The incubator concept "is being torn apart, laughed at, degraded and derailed," she said. "We need to prove that this model works."

Indeed, after thriving in an era that scorned business fundamentals, Gross' survival now depends on his ability to do something he's never done before: create a sustainable, profitable enterprise.

None of this appears to discourage Gross, an incurable optimist who expresses no regret for leading his company into this trouble. True to form, he still believes he can pull Idealab to safety by doing what he does best: generate ideas.

"We have really, really great companies coming out," Gross, 42, said recently. "Very, very bold, world-changing."

As recently as a year ago, Gross appeared to be churning out successes at a record pace. EToys was his biggest hit, and many believed it could push Toys R Us out of business.

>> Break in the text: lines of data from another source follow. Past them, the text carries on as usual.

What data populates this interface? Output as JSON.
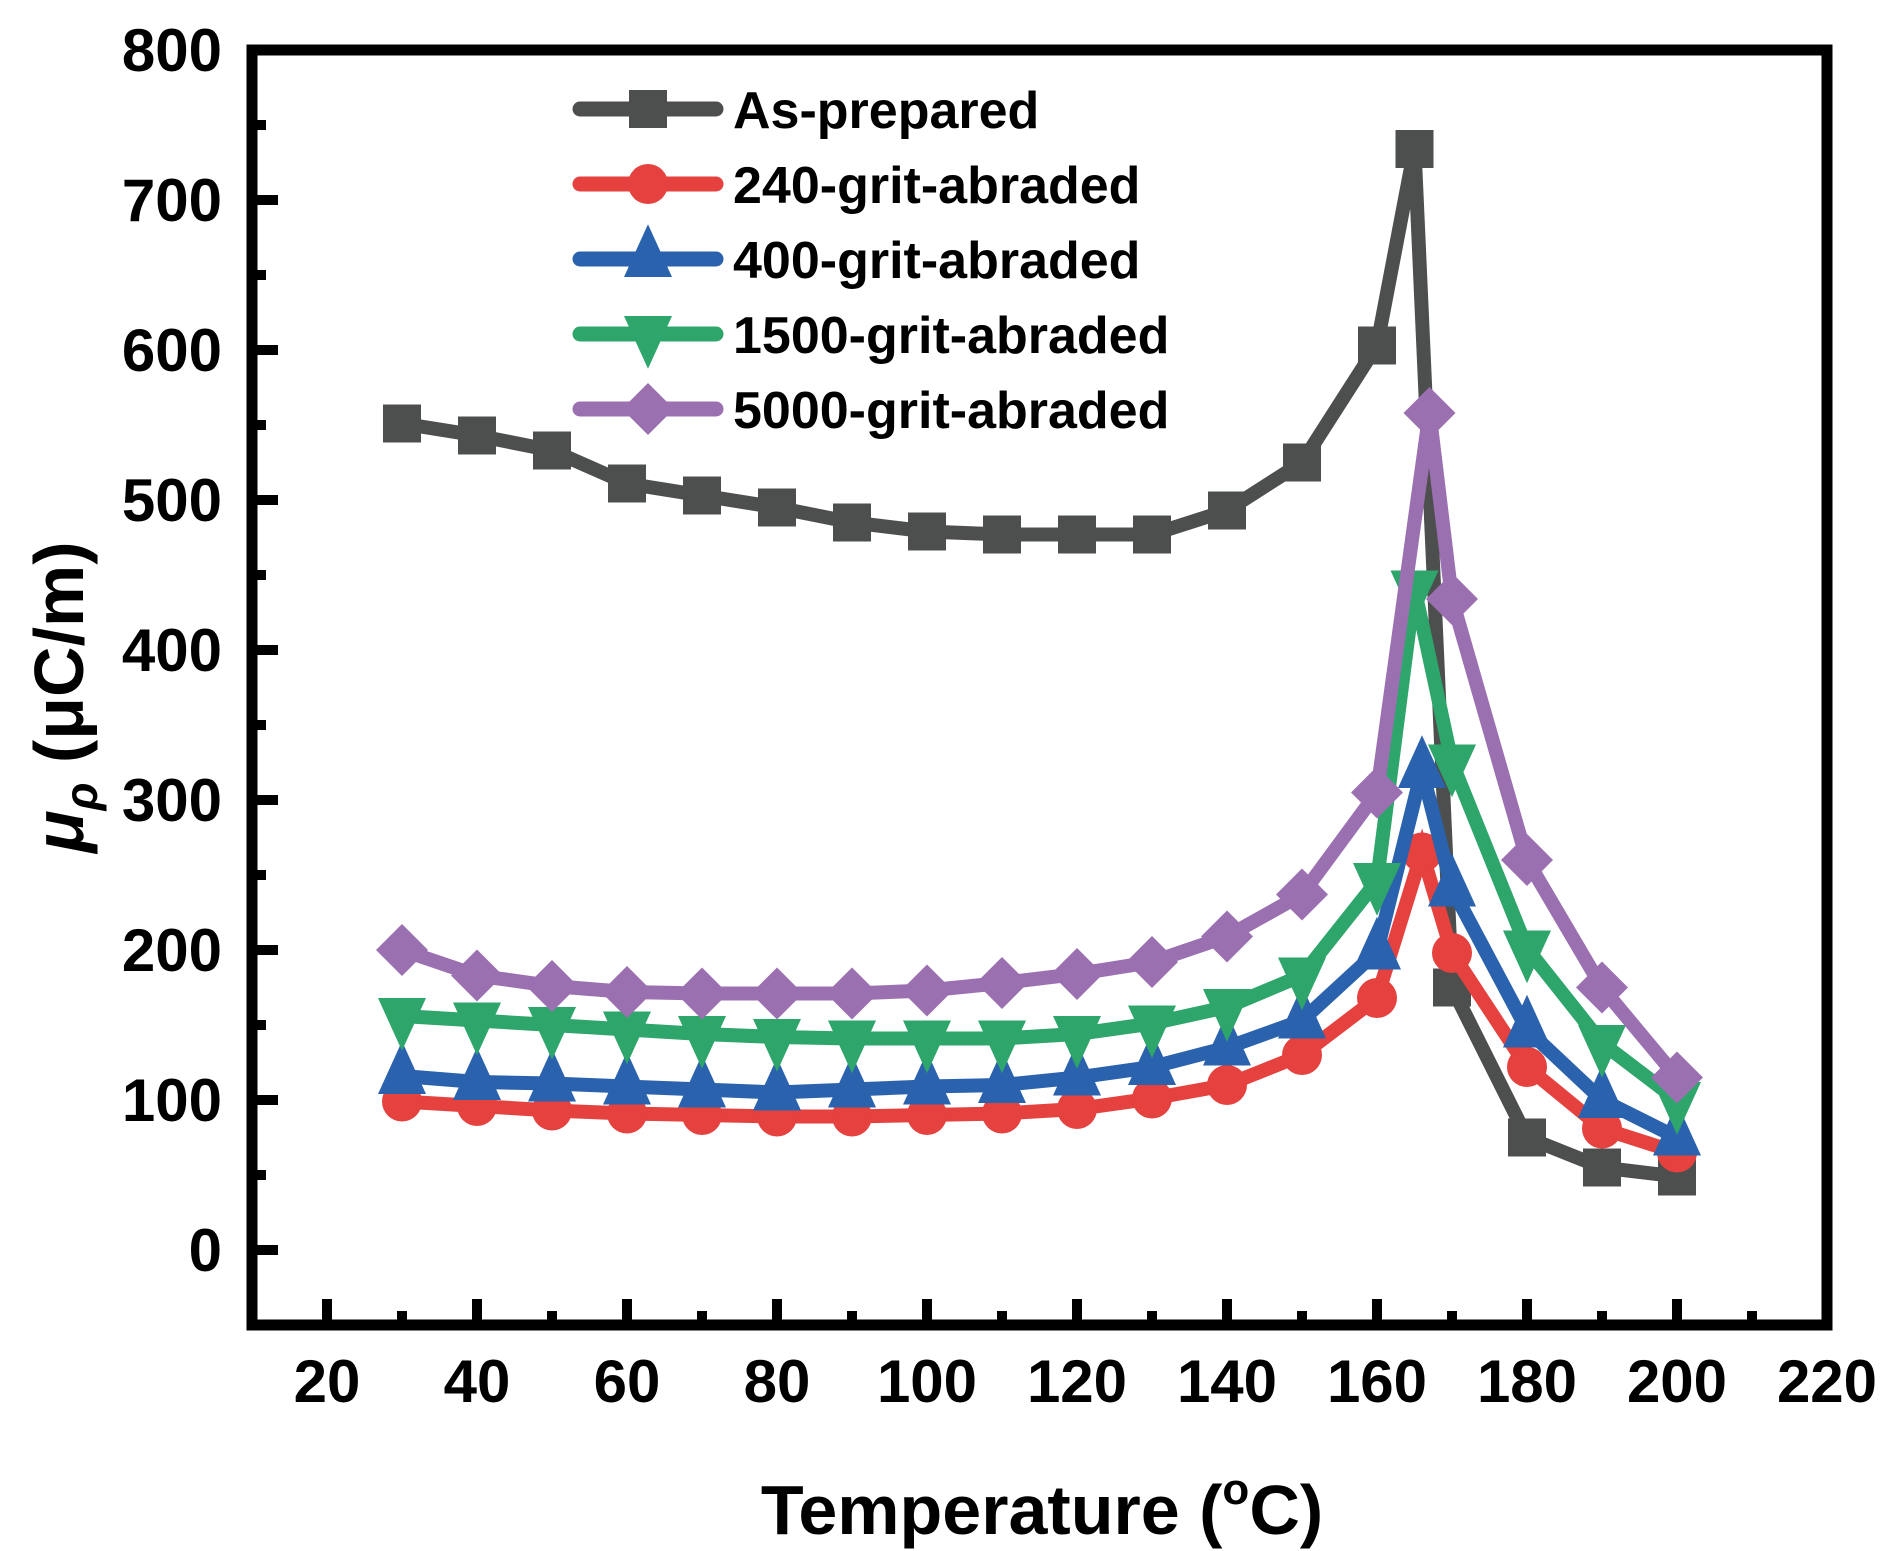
{
  "chart_data": {
    "type": "line",
    "title": "",
    "xlabel": "Temperature (°C)",
    "xlabel_parts": {
      "main": "Temperature (",
      "sup": "o",
      "tail": "C)"
    },
    "ylabel": "μρ (μC/m)",
    "ylabel_parts": {
      "symbol": "μ",
      "subscript": "ρ",
      "unit": " (μC/m)"
    },
    "xlim": [
      10,
      220
    ],
    "ylim": [
      -50,
      800
    ],
    "xticks": [
      20,
      40,
      60,
      80,
      100,
      120,
      140,
      160,
      180,
      200,
      220
    ],
    "xticks_minor": [
      30,
      50,
      70,
      90,
      110,
      130,
      150,
      170,
      190,
      210
    ],
    "yticks": [
      0,
      100,
      200,
      300,
      400,
      500,
      600,
      700,
      800
    ],
    "yticks_minor": [
      50,
      150,
      250,
      350,
      450,
      550,
      650,
      750
    ],
    "grid": false,
    "legend_position": "top-center",
    "series": [
      {
        "name": "As-prepared",
        "color": "#4d4f4f",
        "marker": "square",
        "x": [
          30,
          40,
          50,
          60,
          70,
          80,
          90,
          100,
          110,
          120,
          130,
          140,
          150,
          160,
          165,
          170,
          180,
          190,
          200
        ],
        "y": [
          551,
          543,
          533,
          511,
          503,
          495,
          485,
          479,
          477,
          477,
          477,
          493,
          525,
          603,
          734,
          175,
          75,
          55,
          49
        ]
      },
      {
        "name": "240-grit-abraded",
        "color": "#e5413f",
        "marker": "circle",
        "x": [
          30,
          40,
          50,
          60,
          70,
          80,
          90,
          100,
          110,
          120,
          130,
          140,
          150,
          160,
          166,
          170,
          180,
          190,
          200
        ],
        "y": [
          99,
          96,
          93,
          91,
          90,
          89,
          89,
          90,
          91,
          94,
          101,
          110,
          130,
          168,
          265,
          198,
          122,
          81,
          65
        ]
      },
      {
        "name": "400-grit-abraded",
        "color": "#2a62ad",
        "marker": "triangle-up",
        "x": [
          30,
          40,
          50,
          60,
          70,
          80,
          90,
          100,
          110,
          120,
          130,
          140,
          150,
          160,
          166,
          170,
          180,
          190,
          200
        ],
        "y": [
          116,
          112,
          111,
          109,
          107,
          105,
          107,
          109,
          110,
          115,
          122,
          135,
          153,
          199,
          320,
          241,
          147,
          100,
          75
        ]
      },
      {
        "name": "1500-grit-abraded",
        "color": "#2ea56a",
        "marker": "triangle-down",
        "x": [
          30,
          40,
          50,
          60,
          70,
          80,
          90,
          100,
          110,
          120,
          130,
          140,
          150,
          160,
          165,
          170,
          180,
          190,
          200
        ],
        "y": [
          156,
          153,
          150,
          147,
          144,
          142,
          141,
          141,
          141,
          144,
          151,
          162,
          183,
          246,
          441,
          325,
          201,
          138,
          100
        ]
      },
      {
        "name": "5000-grit-abraded",
        "color": "#9b70b0",
        "marker": "diamond",
        "x": [
          30,
          40,
          50,
          60,
          70,
          80,
          90,
          100,
          110,
          120,
          130,
          140,
          150,
          160,
          167,
          170,
          180,
          190,
          200
        ],
        "y": [
          200,
          183,
          176,
          172,
          171,
          171,
          171,
          173,
          178,
          184,
          192,
          209,
          237,
          305,
          558,
          434,
          260,
          175,
          115
        ]
      }
    ]
  }
}
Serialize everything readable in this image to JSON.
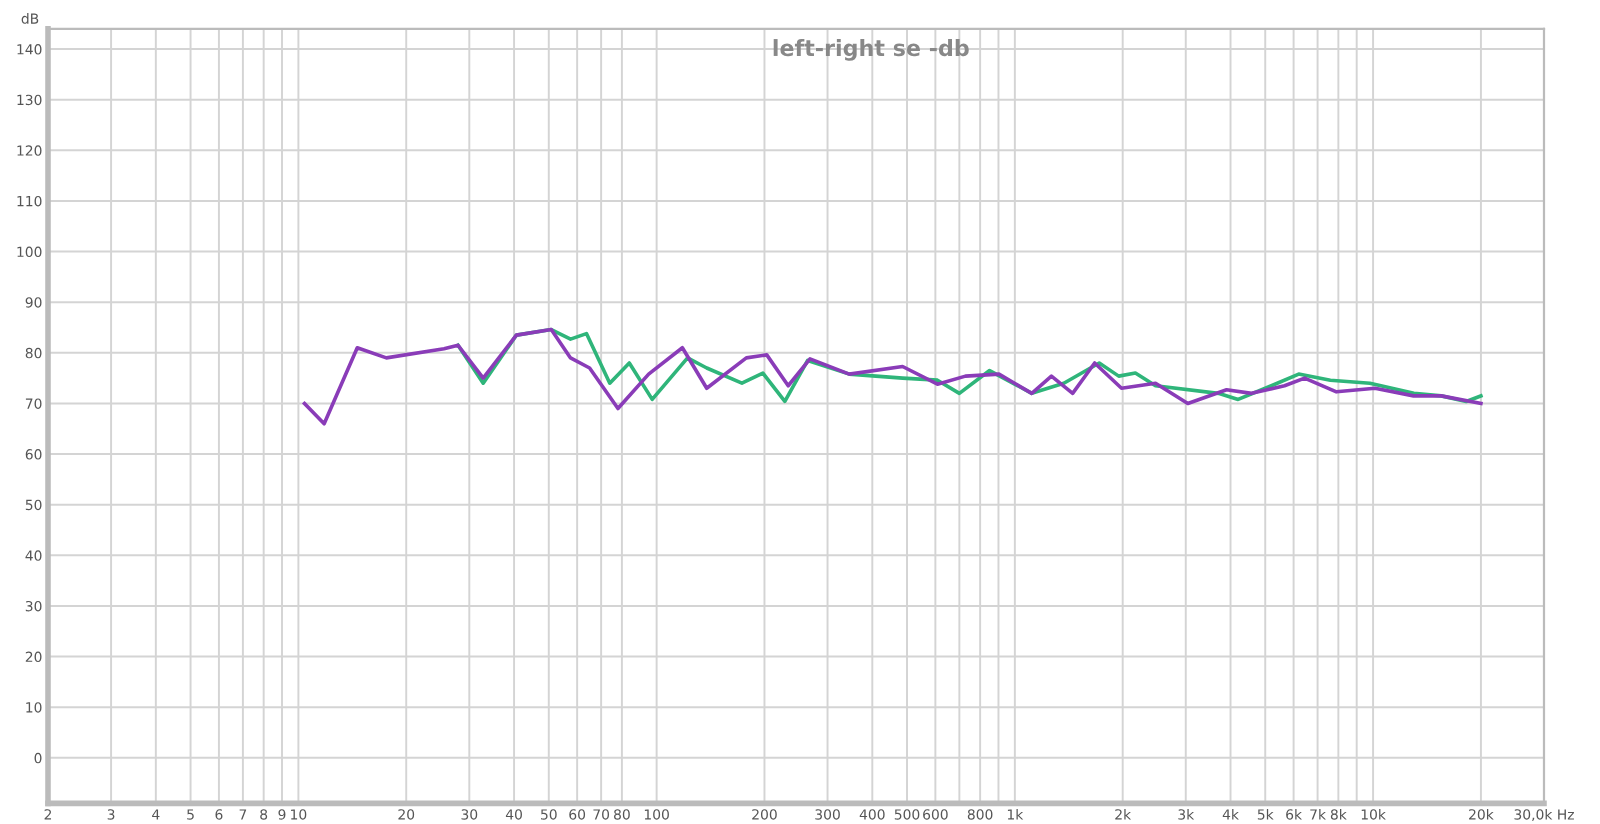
{
  "chart_data": {
    "type": "line",
    "title": "left-right se -db",
    "ylabel": "dB",
    "log": "x",
    "grid": true,
    "marker": "none",
    "line_style": "solid",
    "xlim": [
      2,
      30000
    ],
    "ylim": [
      -9,
      144
    ],
    "xticks": [
      2,
      3,
      4,
      5,
      6,
      7,
      8,
      9,
      10,
      20,
      30,
      40,
      50,
      60,
      70,
      80,
      100,
      200,
      300,
      400,
      500,
      600,
      {
        "value": 700,
        "label": null
      },
      800,
      {
        "value": 900,
        "label": null
      },
      {
        "value": 1000,
        "label": "1k"
      },
      {
        "value": 2000,
        "label": "2k"
      },
      {
        "value": 3000,
        "label": "3k"
      },
      {
        "value": 4000,
        "label": "4k"
      },
      {
        "value": 5000,
        "label": "5k"
      },
      {
        "value": 6000,
        "label": "6k"
      },
      {
        "value": 7000,
        "label": "7k"
      },
      {
        "value": 8000,
        "label": "8k"
      },
      {
        "value": 9000,
        "label": null
      },
      {
        "value": 10000,
        "label": "10k"
      },
      {
        "value": 20000,
        "label": "20k"
      },
      {
        "value": 30000,
        "label": "30,0k Hz"
      }
    ],
    "yticks": [
      0,
      10,
      20,
      30,
      40,
      50,
      60,
      70,
      80,
      90,
      100,
      110,
      120,
      130,
      140
    ],
    "series": [
      {
        "color": "#2fb57a",
        "x": [
          27.9,
          32.8,
          40.6,
          50.8,
          57.5,
          63.7,
          74,
          83.9,
          97.2,
          122,
          138,
          173,
          198,
          228,
          264,
          345,
          486,
          608,
          700,
          850,
          1115,
          1370,
          1720,
          1950,
          2170,
          2470,
          3700,
          4200,
          5200,
          6200,
          7600,
          9800,
          13000,
          15500,
          18200,
          20000
        ],
        "values": [
          81.5,
          74,
          83.5,
          84.6,
          82.7,
          83.8,
          74,
          78,
          70.8,
          79,
          77,
          74,
          76,
          70.4,
          78.5,
          75.8,
          75,
          74.6,
          72,
          76.5,
          72,
          74,
          78,
          75.4,
          76,
          73.5,
          72,
          70.8,
          73.5,
          75.8,
          74.6,
          74,
          72,
          71.5,
          70.4,
          71.5
        ]
      },
      {
        "color": "#8a3cb8",
        "x": [
          10.4,
          11.8,
          14.6,
          17.6,
          25.5,
          27.9,
          32.8,
          40.6,
          50.8,
          57.5,
          65,
          78,
          95,
          118,
          138,
          178,
          203,
          233,
          268,
          345,
          486,
          608,
          728,
          903,
          1115,
          1265,
          1450,
          1670,
          1985,
          2470,
          3040,
          3900,
          4580,
          5660,
          6440,
          7900,
          10120,
          12970,
          15500,
          20000
        ],
        "values": [
          70,
          66,
          81,
          79,
          80.8,
          81.5,
          75,
          83.5,
          84.6,
          79,
          77,
          69,
          75.8,
          81,
          73,
          79,
          79.6,
          73.5,
          78.8,
          75.8,
          77.3,
          73.8,
          75.4,
          75.8,
          72,
          75.4,
          72,
          78,
          73,
          74,
          70,
          72.7,
          72,
          73.5,
          75,
          72.3,
          73,
          71.5,
          71.5,
          70
        ]
      }
    ]
  }
}
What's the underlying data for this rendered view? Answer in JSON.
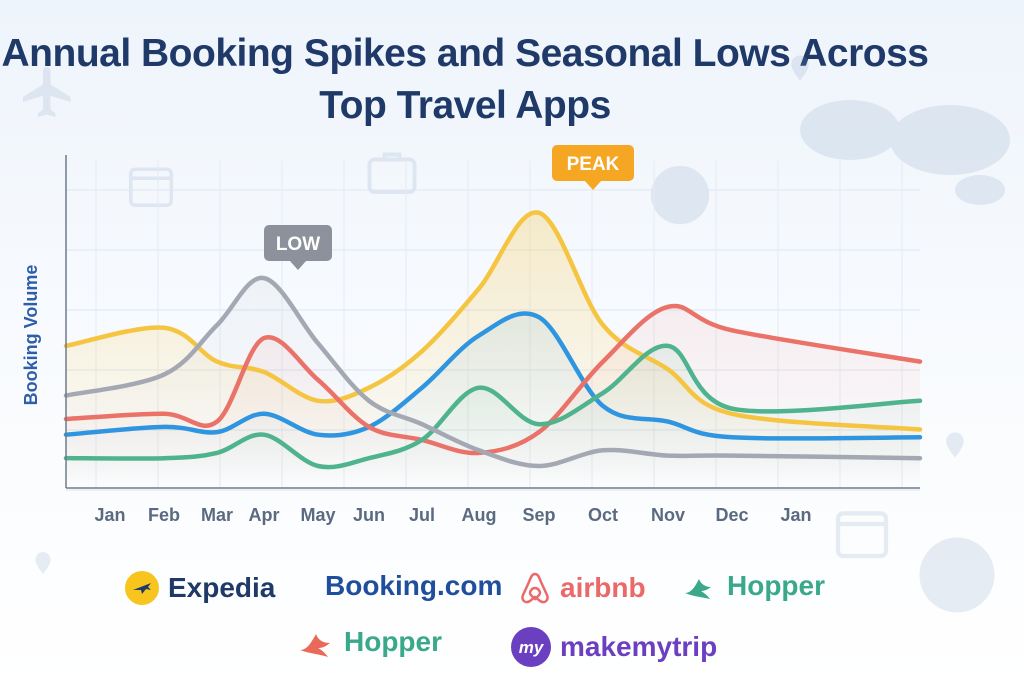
{
  "chart_data": {
    "type": "line",
    "title": "Annual Booking Spikes and Seasonal Lows Across Top Travel Apps",
    "ylabel": "Booking Volume",
    "xlabel": "",
    "categories": [
      "Jan",
      "Feb",
      "Mar",
      "Apr",
      "May",
      "Jun",
      "Jul",
      "Aug",
      "Sep",
      "Oct",
      "Nov",
      "Dec",
      "Jan"
    ],
    "ylim": [
      0,
      100
    ],
    "grid": true,
    "legend": "bottom",
    "series": [
      {
        "name": "Expedia",
        "color": "#f5c542",
        "values": [
          46,
          53,
          40,
          36,
          25,
          30,
          44,
          68,
          97,
          54,
          37,
          20,
          14
        ]
      },
      {
        "name": "Booking.com",
        "color": "#2f95e0",
        "values": [
          12,
          15,
          13,
          20,
          12,
          15,
          30,
          50,
          57,
          23,
          17,
          11,
          11
        ]
      },
      {
        "name": "airbnb",
        "color": "#ea7269",
        "values": [
          18,
          20,
          17,
          49,
          33,
          15,
          10,
          5,
          13,
          40,
          61,
          52,
          40
        ]
      },
      {
        "name": "Hopper",
        "color": "#4fb38e",
        "values": [
          3,
          3,
          5,
          12,
          0,
          3,
          10,
          30,
          16,
          28,
          46,
          22,
          25
        ]
      },
      {
        "name": "makemytrip",
        "color": "#a4a8b2",
        "values": [
          27,
          35,
          54,
          72,
          47,
          25,
          16,
          6,
          0,
          6,
          4,
          4,
          3
        ]
      }
    ],
    "annotations": [
      {
        "text": "LOW",
        "x": "Apr",
        "color": "#8c919b"
      },
      {
        "text": "PEAK",
        "x": "Oct",
        "color": "#f5a623"
      }
    ]
  },
  "legend_logos": [
    {
      "name": "Expedia",
      "color": "#1f3a68"
    },
    {
      "name": "Booking.com",
      "color": "#1f4e9c"
    },
    {
      "name": "airbnb",
      "color": "#ea6a6a"
    },
    {
      "name": "Hopper",
      "color": "#3aa88a"
    },
    {
      "name": "Hopper",
      "color": "#3aa88a"
    },
    {
      "name": "makemytrip",
      "color": "#6a3fc0"
    }
  ]
}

Instead, EToys will shut down its Web site today after it was unable to find a buyer or additional financing. The company, which lost $189 million last year, listed debts of $416.9 million and assets of $285 million. Its shares, which last traded for 9 cents on Feb. 26, will be delisted by Nasdaq today.

Entrepreneurial Bent

That is a far cry from 16 months ago, when Idealab's publicly traded offspring were worth a total of $10 billion and dozens more start-ups were in the pipeline.

It was all almost effortless for Gross, the son of an Encino orthodontist, who has been hatching moneymaking schemes since he was a child. His first venture came in middle school, when he discovered he could buy candy in bulk and resell it to classmates at a markup that still undercut the local drugstore.

As a student at Caltech, he built stereo speakers and sold them to classmates. He made his first real fortune when he started an educational software firm, Knowledge Adventure, and sold it in 1996 for $100 million.

Then he had what many thought was his best idea of all: Idealab.

The premise was simple: maintain a staff of entrepreneurs, programmers and managers who could swiftly convert Gross' inspirations into companies. His first hire was Goodstein, who is as pragmatic and tough-minded as Gross is starry-eyed. Though both were married at the time, their professional relationship evolved into a romantic one.

Gross' companies enter their larval stage in the "pen" just beyond the plexiglass wall of his office in the converted Old Pasadena warehouse that serves as Idealab's headquarters.

The payoff comes when ventures go public or are sold. For a while, the payoff was huge, as the stock values of EToys, CitySearch and other offspring soared.

Gross made $7.6 million to $10.2 million selling his personal shares in Idealab companies, according to First Call/Thomson Financial, a company that tracks insider trading. He bought a Ferrari and began work on a custom-built house overlooking the Rose Bowl, where he now lives with Goodstein. He bought his own airplane and told friends of his ambition to give Caltech such an enormous endowment that no student there would have to pay tuition again.